Final Project
Overview
For your project you will choose a real-world question that you are interested in and will use statistical methods that we are learning in class. At the end you’ll prepare a report of your findings.
To give you time for this project, approximately 8 hours of time usually devoted to lecture and HW has been removed from the last week and a half of class. Therefore, it is expected that you spend about 8 hours on this project.
Elements of your project
Your project needs to include the following elements:
- Hypothesis. State your question as a hypothesis. Note that your hypothesis must be one that can be answered using the hypothesis tests covered in this course.
- Dataset. Find a dataset online (or gather your own data) to test your hypothesis. There is no minimum or maximum size to your dataset, but it needs to be large enough to test your hypothesis. Also, if your dataset is small, you will need to use tools that are appropriate for small datasets. A useful starting point for finding datasets is here
- Descriptive statistics. Describe your data in the most appropriate ways.
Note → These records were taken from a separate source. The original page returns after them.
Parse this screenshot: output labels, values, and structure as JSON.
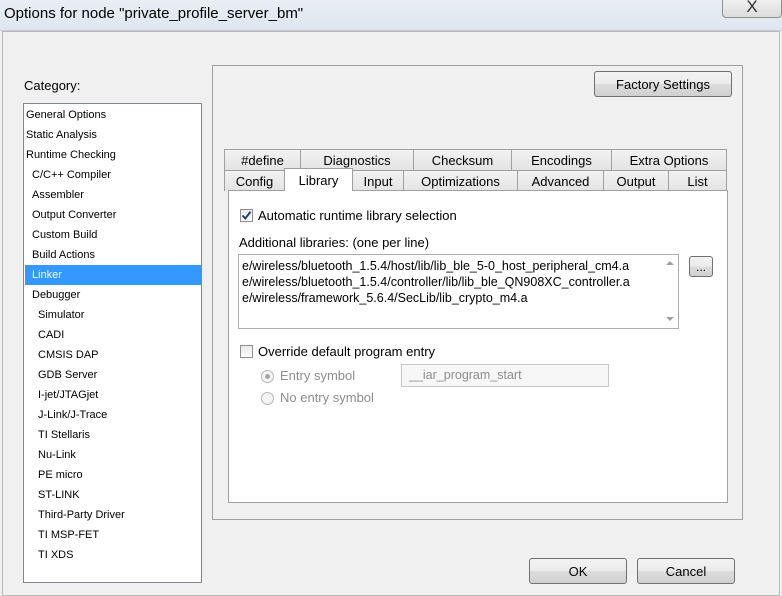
{
  "window": {
    "title": "Options for node \"private_profile_server_bm\"",
    "close_label": "X"
  },
  "category": {
    "label": "Category:",
    "items": [
      {
        "label": "General Options"
      },
      {
        "label": "Static Analysis"
      },
      {
        "label": "Runtime Checking"
      },
      {
        "label": "C/C++ Compiler"
      },
      {
        "label": "Assembler"
      },
      {
        "label": "Output Converter"
      },
      {
        "label": "Custom Build"
      },
      {
        "label": "Build Actions"
      },
      {
        "label": "Linker"
      },
      {
        "label": "Debugger"
      },
      {
        "label": "Simulator"
      },
      {
        "label": "CADI"
      },
      {
        "label": "CMSIS DAP"
      },
      {
        "label": "GDB Server"
      },
      {
        "label": "I-jet/JTAGjet"
      },
      {
        "label": "J-Link/J-Trace"
      },
      {
        "label": "TI Stellaris"
      },
      {
        "label": "Nu-Link"
      },
      {
        "label": "PE micro"
      },
      {
        "label": "ST-LINK"
      },
      {
        "label": "Third-Party Driver"
      },
      {
        "label": "TI MSP-FET"
      },
      {
        "label": "TI XDS"
      }
    ],
    "selected": "Linker"
  },
  "factory_settings_label": "Factory Settings",
  "tabs": {
    "back_row": [
      "#define",
      "Diagnostics",
      "Checksum",
      "Encodings",
      "Extra Options"
    ],
    "front_row": [
      "Config",
      "Library",
      "Input",
      "Optimizations",
      "Advanced",
      "Output",
      "List"
    ],
    "active": "Library"
  },
  "library_tab": {
    "auto_runtime": {
      "label": "Automatic runtime library selection",
      "checked": true
    },
    "additional_label": "Additional libraries: (one per line)",
    "libraries": [
      "e/wireless/bluetooth_1.5.4/host/lib/lib_ble_5-0_host_peripheral_cm4.a",
      "e/wireless/bluetooth_1.5.4/controller/lib/lib_ble_QN908XC_controller.a",
      "e/wireless/framework_5.6.4/SecLib/lib_crypto_m4.a"
    ],
    "browse_label": "...",
    "override": {
      "label": "Override default program entry",
      "checked": false
    },
    "entry_symbol": {
      "label": "Entry symbol",
      "value": "__iar_program_start",
      "selected": true
    },
    "no_entry_symbol": {
      "label": "No entry symbol",
      "selected": false
    }
  },
  "buttons": {
    "ok": "OK",
    "cancel": "Cancel"
  }
}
This will likely include qualitative descriptions (e.g. shape of distribution, skewness, etc.), quantitative descriptions (e.g. mean, standard deviation, median, etc.), and figure(s) (e.g. histogram, boxplot, probability distribution plot, and/or cumulative distribution plot). Choose the figure(s) most appropriate for your data set.
- Inferential statistics. Compute a confidence interval and test your hypothesis.
Report of your findings
Your memo needs to include all elements of your project (hypothesis, explanation of dataset, descriptive statistics, inferential statistics) and follow the IMRaD style, including an abstract (for guidance and helpful resources on this style, see here. Keep it to 2 pages.
Deliverables
-
Proposal. The proposal for this project is a draft of the introduction to your report. It should clearly answer the following two questions:
- What question will you answer? Phrase your question as a hypothesis.
- What dataset will you use to answer the question? You must have obtained the actual data.
You should discuss your project directly with a TA or myself. After meeting with us, upload a pdf of your proposal to Learning Suite. The TAs will record which students they meet with.
-
Final Report. As mentioned above, the report should follow the IMRaD format. All figures and tables (tables are optional) should follow the proper format. The rubric for the report is shown below.
- (3 pts): The dataset is appropriate for testing the hypothesis
- (7 pts): The distribution of the dataset is described using at least one figure and description. The figures may include a boxplot, histogram, probability mass function, and/or cumulative distribution function. The description includes summary statistics describing central tendency and spread.
- (10 pts): Hypothesis test. The test performed is appropriate for answering the stated hypothesis. The test was performed correctly. The test is interpreted correctly.
- (10 pts): The abstract, introduction, methods, results/discussion, figures, and tables are clear, concise, and convincing.